Vika berusaha menahan terkejutnya, ia memutar bola mata dengan bibir ia pilin dalam-dalam. Pantas saja surelnya terasa penuh.

"Emang bener Pak Satya naksir sama lo," bisik Intan dari bahu. Vika menyingkirkan kepala perempuan itu dari bahunya, sungguh menggelikan.

Wajah-wajah keras dari rekan kerja perlahan melunak, mereka hanya bisa menundukkan kepala.

"Tapi kalian tenang saja." Satya tersenyum rapuh dan mengerjapkan mata. "Kalian masih bisa berkontak kok via laman obrolan atau ketemu langsung. Akhir kata, senang bekerja sama dan memiliki tim sesolid ini. Sekali lagi, saya terima kasih." Satya membungkukkan badan hingga sembilan puluh derajat.

Beberapa rekan kerja menyalami Satya dan buru-buru minta maaf karena sudah menjelekkan namanya, dan Satya tentu saja memaafkan mereka semua. Begitu sampai pada Vika, ia menempelkan kepala di telinganya. "Jaga kantor, Vik. Siap-siap lo yang mengisi jabatan gue setelah ini."

Tidak cukup dengan kejutan yang bikin beban kerja bertambah, promosi yang ia impikan dari dulu hadir di depan mata. Promosi ketiga yang ia dapat selama lima tahun kerja di perusahaan makanan terbesar se-Indonesia. Ternyata bermain itu menyenangkan.

"Baik, Pak," respon Vika ketika Satya sudah di hadapannya.

"Bagus, gue percaya sama lo." Tangan Satya menepuk pelan bahu rekan kerja yang sudah bersamanya selama lima tahun belakangan.

Semua orang mengantar Satya ke lift, tidak peduli divisi lain mengamatinya dengan pandangan aneh dari kaca serta sekretaris sampai menghentikan aktivitas teleponnya demi melihat karnaval versi kantor.

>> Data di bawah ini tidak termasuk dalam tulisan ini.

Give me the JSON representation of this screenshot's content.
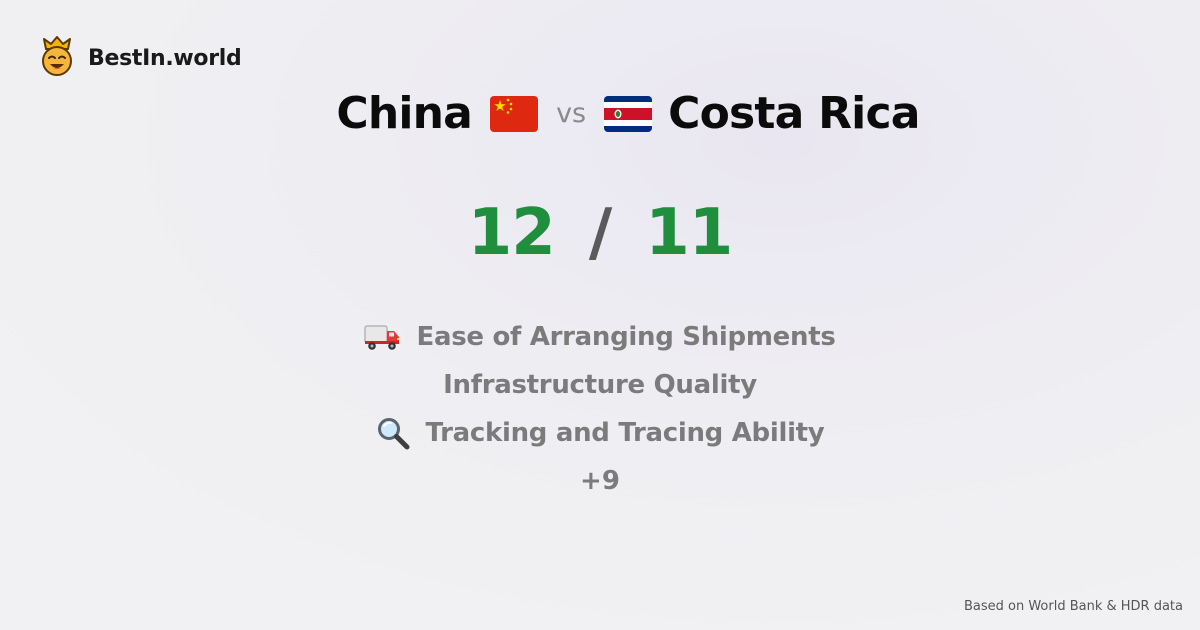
{
  "brand": {
    "name": "BestIn.world",
    "logo_icon": "crown-smiley-icon"
  },
  "comparison": {
    "left": {
      "name": "China",
      "flag_icon": "china-flag-icon"
    },
    "separator": "vs",
    "right": {
      "name": "Costa Rica",
      "flag_icon": "costa-rica-flag-icon"
    }
  },
  "score": {
    "left": "12",
    "divider": "/",
    "right": "11",
    "color": "#1f8f3d"
  },
  "categories": [
    {
      "label": "Ease of Arranging Shipments",
      "icon": "delivery-truck-icon"
    },
    {
      "label": "Infrastructure Quality",
      "icon": ""
    },
    {
      "label": "Tracking and Tracing Ability",
      "icon": "magnifying-glass-icon"
    }
  ],
  "more_count": "+9",
  "footer": {
    "source": "Based on World Bank & HDR data"
  }
}
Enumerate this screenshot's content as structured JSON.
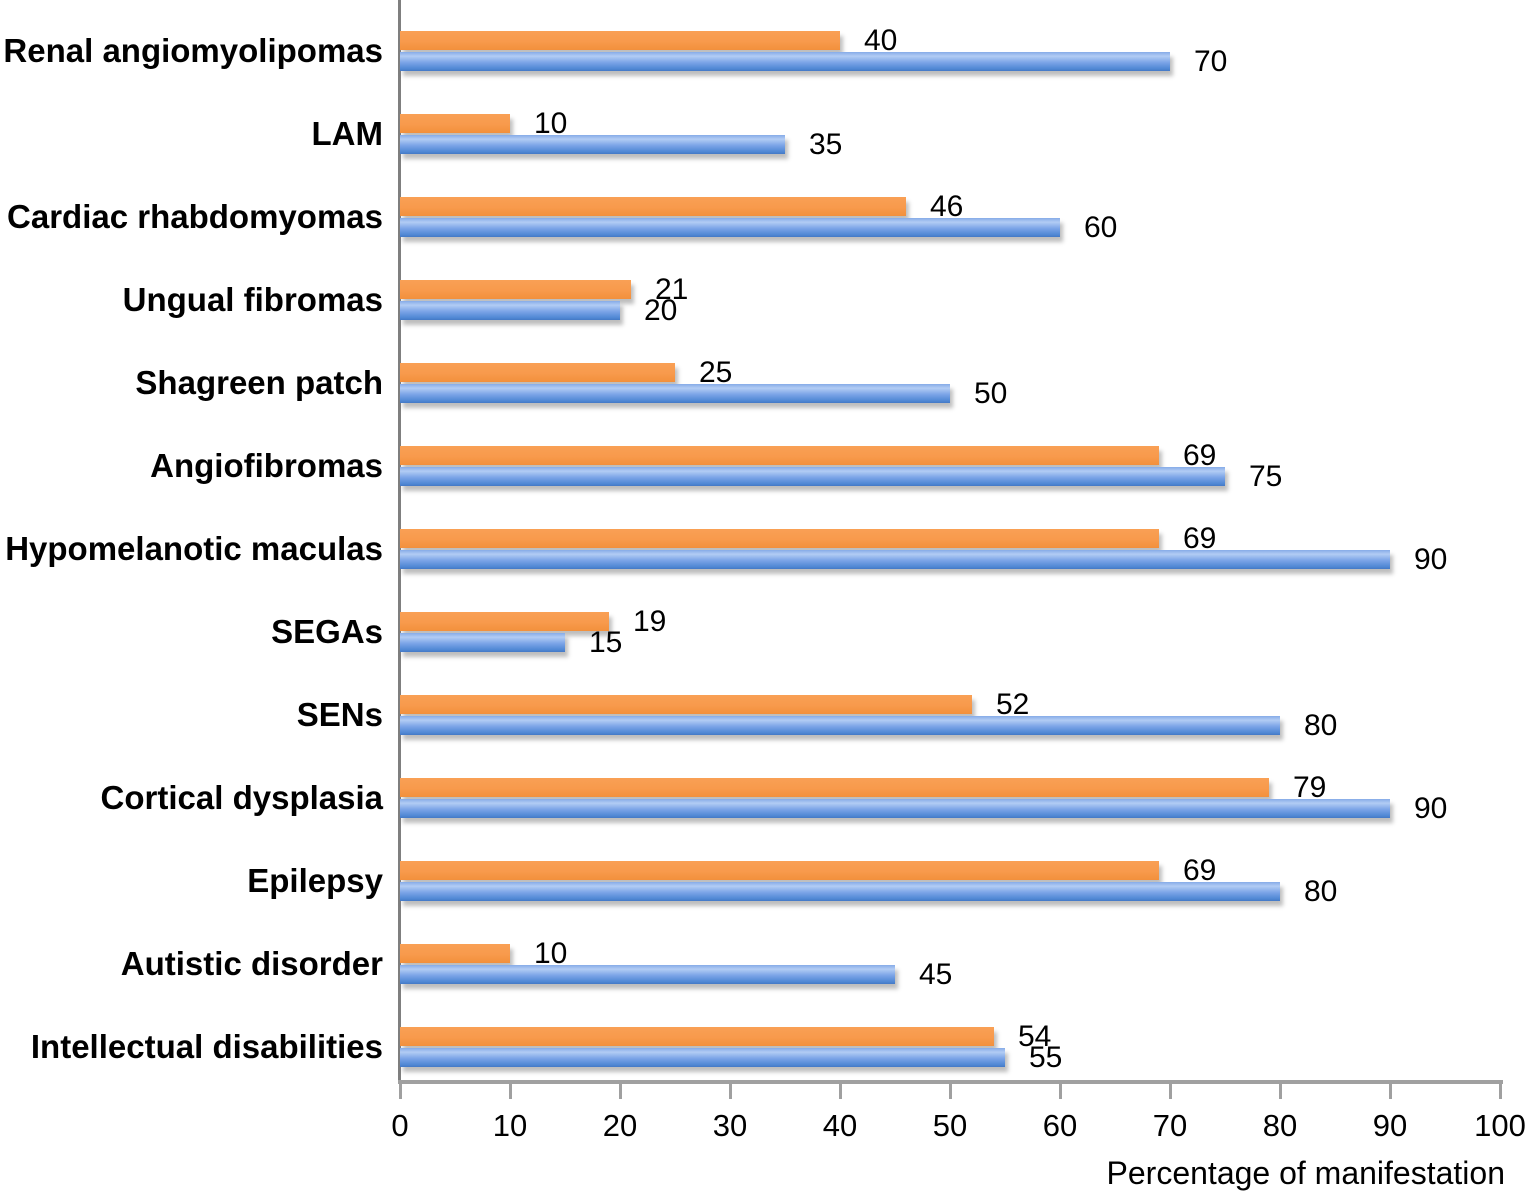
{
  "chart_data": {
    "type": "bar",
    "orientation": "horizontal",
    "title": "",
    "xlabel": "Percentage of manifestation",
    "ylabel": "",
    "xlim": [
      0,
      100
    ],
    "xticks": [
      0,
      10,
      20,
      30,
      40,
      50,
      60,
      70,
      80,
      90,
      100
    ],
    "grid": false,
    "legend_position": "none",
    "value_labels": true,
    "categories": [
      "Renal angiomyolipomas",
      "LAM",
      "Cardiac rhabdomyomas",
      "Ungual fibromas",
      "Shagreen patch",
      "Angiofibromas",
      "Hypomelanotic maculas",
      "SEGAs",
      "SENs",
      "Cortical dysplasia",
      "Epilepsy",
      "Autistic disorder",
      "Intellectual disabilities"
    ],
    "series": [
      {
        "name": "series-orange",
        "color": "#F8994A",
        "values": [
          40,
          10,
          46,
          21,
          25,
          69,
          69,
          19,
          52,
          79,
          69,
          10,
          54
        ]
      },
      {
        "name": "series-blue",
        "color": "#6D9EE4",
        "values": [
          70,
          35,
          60,
          20,
          50,
          75,
          90,
          15,
          80,
          90,
          80,
          45,
          55
        ]
      }
    ]
  },
  "colors": {
    "axis_line": "#7F7F7F",
    "tick_line": "#A0A0A0",
    "text": "#000000",
    "background": "#FFFFFF",
    "bar_orange": "#F8994A",
    "bar_blue": "#6D9EE4"
  }
}
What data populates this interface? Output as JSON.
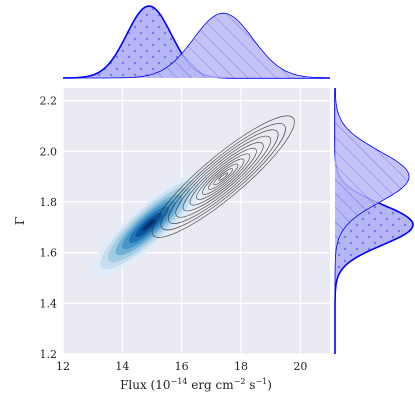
{
  "chart_data": {
    "type": "kde-joint",
    "xlabel": "Flux (10",
    "xlabel_sup1": "−14",
    "xlabel_mid": " erg cm",
    "xlabel_sup2": "−2",
    "xlabel_mid2": " s",
    "xlabel_sup3": "−1",
    "xlabel_end": ")",
    "ylabel": "Γ",
    "xlim": [
      12,
      21
    ],
    "ylim": [
      1.2,
      2.25
    ],
    "x_ticks": [
      12,
      14,
      16,
      18,
      20
    ],
    "y_ticks": [
      1.2,
      1.4,
      1.6,
      1.8,
      2.0,
      2.2
    ],
    "x_tick_labels": [
      "12",
      "14",
      "16",
      "18",
      "20"
    ],
    "y_tick_labels": [
      "1.2",
      "1.4",
      "1.6",
      "1.8",
      "2.0",
      "2.2"
    ],
    "grid": true,
    "series": [
      {
        "style": "filled-contours",
        "color": "#2171b5",
        "marginal_pattern": "dots",
        "center": [
          14.9,
          1.71
        ],
        "sigma": [
          0.75,
          0.08
        ],
        "rho": 0.88
      },
      {
        "style": "line-contours",
        "color": "#333333",
        "marginal_pattern": "hatch",
        "center": [
          17.4,
          1.9
        ],
        "sigma": [
          1.0,
          0.1
        ],
        "rho": 0.9
      }
    ],
    "marginal_color": "#0000ff",
    "marginal_fill": "#a9a9f5"
  }
}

Begitu lift tertutup sempurna, semua kembali ke tempat semula.

***

Walau pengangguran, rasanya benar-benar menyiksa. Satya tidak diperbolehkan berpesta sampai kasusnya selesai dengan hasil apa pun. Dia terima aja, toh perempuan-perempuan yang ia kencani minta putus dengan nada sok manja.

"Hih belagu amat lo, berasa paling cantik sedunia." Satya berbicara pada panggilan terputus setelah mandi pagi. "Kebanyakan gaya gini nih. Gue bersalah aja kagak tahu, malah sok-sokan takut."

Selain itu, beberapa hari kemudian Papi memblokir kartu kredit platinum dari salah satu bank rekanannya. Satya tidak masalah karena ia masih ada dua kartu kredit lain -- satu biru dan satu gold -- dan bisa pakai sesuka hati. Namun, ketika ia sedang memeriksa tabungan, rasanya hambar untuk menghabiskan uang hasil kerja kerasnya.

Dari kuliah, Satya benar-benar mempelajari seluk beluk finansial dengan antusias. Bahkan waktu kuliah di New York, dia yang mengurus keuangan untuk keperluan pokok apartemen. Satya juga sukarela memberi konsultasi dadakan terkait laju keuangan pada sahabat-sahabatnya, dan mereka menerapkannya dengan baik. Ada rasa bangga tercuil saat mereka bertiga mengendalikan finansial diri.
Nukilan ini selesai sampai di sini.